While it's not yet clear if homophobia played a role in their killings, Glen de Swardt of the Triangle Project
said the Cape Town queer community has been traumatized by the brutal murders, which for some have evoked memories
of the similar execution-style Sizzlers massacre of 9 gay men in 2003.
Police probing the vicious assault on two CBS-TV network news producers visiting the Caribbean island of St.
Maarten earlier this month have taken a suspect into custody. Americans Dick Jefferson and Ryan Smith were attacked
outside a bar by several men shouting anti-gay slurs who viciously beat them with tire irons. Jefferson was hospitalized
with head and back injuries but has since returned to work, while Smith is still hospitalized with possible brain
trauma and is being treated for aphasia, a disorder which makes speaking difficult.
St. Maarten Chief Prosecutor Taco Stein told reporters this week that 2 men had been picked up by police - one
who has since been released, and another who is still in custody. "This guy is talking," Stein told
reporters, "and according to the information he's giving us, we expect to arrest at least 3 other men."
He has thus far refused to say anything more about the suspect, however, or to provide further details of the investigation.
"One witness does not make a case," Jefferson told CBSNews.com this week.
"There are many people who saw this happen," he said, adding that at least 25 people watched the attack
but did nothing to intervene.
It began in the early morning hours of April 6th when Jefferson and Smith were standing outside a bar with several
friends. Shortly after Smith
got a hug from a friend while comforting him over the recent death of a relative, Jefferson said, "A white
car came screaming out of nowhere and attempted to run us down. One came towards me with a tire wrench [and] the
next thing I know, I'm waiting for the ambulance."
And finally, also expressing concern about ongoing violence against LGBT people in the Caribbean -- and in Latin
America -- is Dr. Mirta
Roses, Director of the Pan American Health Organization. Recounting last year's anti-gay murders in Jamaica of
that nation's leading AIDS activist Steve Harvey and of Octavio AcuOa Rubio, a psychologist and well-known human
rights and gay activist in Queretaro, Mexico, Dr. Roses also cited a recent NGO report issued by the government
of Brazil documenting the murders of 2,092 gay men and lesbians in that country between 1963 and 2001.

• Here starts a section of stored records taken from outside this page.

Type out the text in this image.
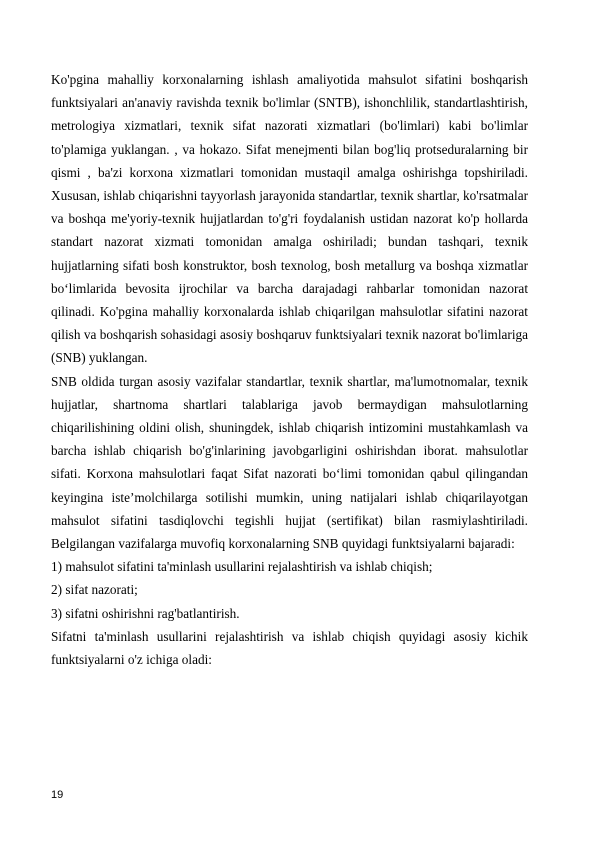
Ko'pgina mahalliy korxonalarning ishlash amaliyotida mahsulot sifatini boshqarish funktsiyalari an'anaviy ravishda texnik bo'limlar (SNTB), ishonchlilik, standartlashtirish, metrologiya xizmatlari, texnik sifat nazorati xizmatlari (bo'limlari) kabi bo'limlar to'plamiga yuklangan. , va hokazo. Sifat menejmenti bilan bog'liq protseduralarning bir qismi , ba'zi korxona xizmatlari tomonidan mustaqil amalga oshirishga topshiriladi. Xususan, ishlab chiqarishni tayyorlash jarayonida standartlar, texnik shartlar, ko'rsatmalar va boshqa me'yoriy-texnik hujjatlardan to'g'ri foydalanish ustidan nazorat ko'p hollarda standart nazorat xizmati tomonidan amalga oshiriladi; bundan tashqari, texnik hujjatlarning sifati bosh konstruktor, bosh texnolog, bosh metallurg va boshqa xizmatlar bo‘limlarida bevosita ijrochilar va barcha darajadagi rahbarlar tomonidan nazorat qilinadi. Ko'pgina mahalliy korxonalarda ishlab chiqarilgan mahsulotlar sifatini nazorat qilish va boshqarish sohasidagi asosiy boshqaruv funktsiyalari texnik nazorat bo'limlariga (SNB) yuklangan.

SNB oldida turgan asosiy vazifalar standartlar, texnik shartlar, ma'lumotnomalar, texnik hujjatlar, shartnoma shartlari talablariga javob bermaydigan mahsulotlarning chiqarilishining oldini olish, shuningdek, ishlab chiqarish intizomini mustahkamlash va barcha ishlab chiqarish bo'g'inlarining javobgarligini oshirishdan iborat. mahsulotlar sifati. Korxona mahsulotlari faqat Sifat nazorati bo‘limi tomonidan qabul qilingandan keyingina iste’molchilarga sotilishi mumkin, uning natijalari ishlab chiqarilayotgan mahsulot sifatini tasdiqlovchi tegishli hujjat (sertifikat) bilan rasmiylashtiriladi. Belgilangan vazifalarga muvofiq korxonalarning SNB quyidagi funktsiyalarni bajaradi:

1) mahsulot sifatini ta'minlash usullarini rejalashtirish va ishlab chiqish;

2) sifat nazorati;

3) sifatni oshirishni rag'batlantirish.

Sifatni ta'minlash usullarini rejalashtirish va ishlab chiqish quyidagi asosiy kichik funktsiyalarni o'z ichiga oladi:

19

"Why should the Pan American Health Organization care about these crimes?" she rhetorically asked
in a statement released this week.
Because "hatred against homosexual men is not only a threat to human rights (the right to the sexual orientation
of ones choice), but to life
itself," she wrote. "We know that homophobia contributes to the spread of HIV. Fear of being stigmatized
often prevents homosexual men from
seeking HIV testing, counseling, and treatment... This situation was precisely what [those] murdered activists
were trying to change."
"There is, however, some good news," she continued. "The governments of Brazil, Mexico, and
Colombia recently launched mass media campaigns against homophobia. In Argentina and ChilE, this theme has been
featured in poster campaigns and on television. The messages were well received," Dr. Roses concluded, "suggesting
that Latin machismo may now be more a stereotype than an irreversible mindset."